Cette guerre totale contre l’Ukraine, que certains continuent à désigner par le mot « conflit » – un mot qui minimise le sens tragique de l’événement – pose une question que l’Europe repousse depuis trop longtemps : veut-elle seulement survivre dans les marges d’un monde dominé par la force, ou exercer une influence réelle, stratégique, fondée sur des valeurs et une capacité d’action ?
Armer l’Ukraine, ce n’est pas seulement soutenir un pays martyr. C’est choisir de faire exister une Europe qui ne soit pas le ventre mou de l’histoire, mais sa colonne vertébrale. Le moment est venu d’abandonner l’illusion du contrôle sans engagement, de la paix sans effort, de la stabilité sans audace. Car la vraie ligne rouge n’est plus en Ukraine. Elle est ici, chez nous. Elle traverse nos parlements, nos rédactions, nos chancelleries.
Si l’on devait résumer l’enjeu d’une phrase, ce serait celle-ci : mieux vaut combattre la Russie aujourd’hui aux côtés des Ukrainiens, que devoir l’affronter demain avec les mêmes Ukrainiens enrôlés de force dans l’armée russe comme chair à canon.
Cela ne nécessite ni slogans, ni déclarations d’intention. Cela nécessite des avions. Des missiles. Et une décision claire, rompant avec l’illusion qu’une guerre peut se jouer à nos portes sans que nous y prenions part sinon à la marge. Cela, en d’autres temps, s’est appelé la non-intervention. C’était en Espagne. On sait comment cela s’est terminé.
Ce temps-là, ce temps des barbares ne peut faire retour. À nous de choisir si nous voulons encore l’ignorer.
Agir maintenant. Sauver l’Ukraine, c’est sauver l’Europe.

Entièrement en adéquation avec votre article. L’Europe doit porter ses couilles. Qui ne veut pas de guerre !

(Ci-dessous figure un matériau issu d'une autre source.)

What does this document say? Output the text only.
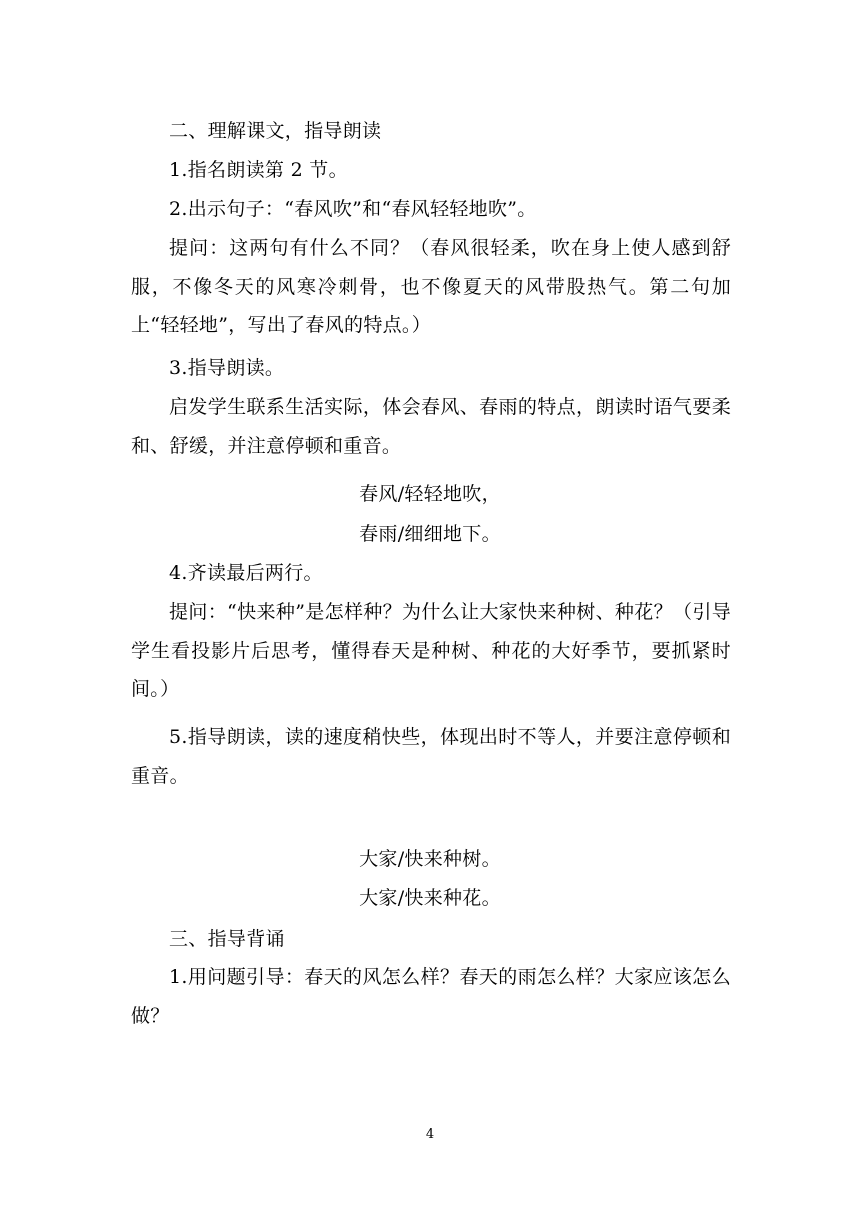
二、理解课文，指导朗读
1.指名朗读第 2 节。
2.出示句子：“春风吹”和“春风轻轻地吹”。
提问：这两句有什么不同？（春风很轻柔，吹在身上使人感到舒服，不像冬天的风寒冷刺骨，也不像夏天的风带股热气。第二句加上“轻轻地”，写出了春风的特点。）
3.指导朗读。
启发学生联系生活实际，体会春风、春雨的特点，朗读时语气要柔和、舒缓，并注意停顿和重音。
春风/轻轻地吹，
春雨/细细地下。
4.齐读最后两行。
提问：“快来种”是怎样种？为什么让大家快来种树、种花？（引导学生看投影片后思考，懂得春天是种树、种花的大好季节，要抓紧时间。）
5.指导朗读，读的速度稍快些，体现出时不等人，并要注意停顿和重音。
大家/快来种树。
大家/快来种花。
三、指导背诵
1.用问题引导：春天的风怎么样？春天的雨怎么样？大家应该怎么做？
4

Tout le monde, mais il y y’a un moment il faut avoir le courage d’agir. La PAIX à un prix et malheureusement passe par un soutien militaire à l’Ukraine. Les belles promesses et la couardise, n’engendrons que l’avancée de la Russie de Poutine.
L’extrême droite contamine l’Europe, preuve inéluctable que la Russie intervient déjà en Europe, et la France est au premier plan. Mais non seulement l’extrême droite Lepenistr, mais l’extrême gauche de Mélanchon. Donc oui la guerre de Poutine est déjà en Europe. Macron, dont je ne suis pas un fervent défenseur. L’avait déjà exprimé, malheureusement il a été accusé de va t’en guerre. Il y’a un moment où il faut malheureusement ouvrir les yeux.
Réglons d’abord la question palestinienne, en suspens depuis 70 ans, et ensuite on pourra s’occuper de la question ukrainienne.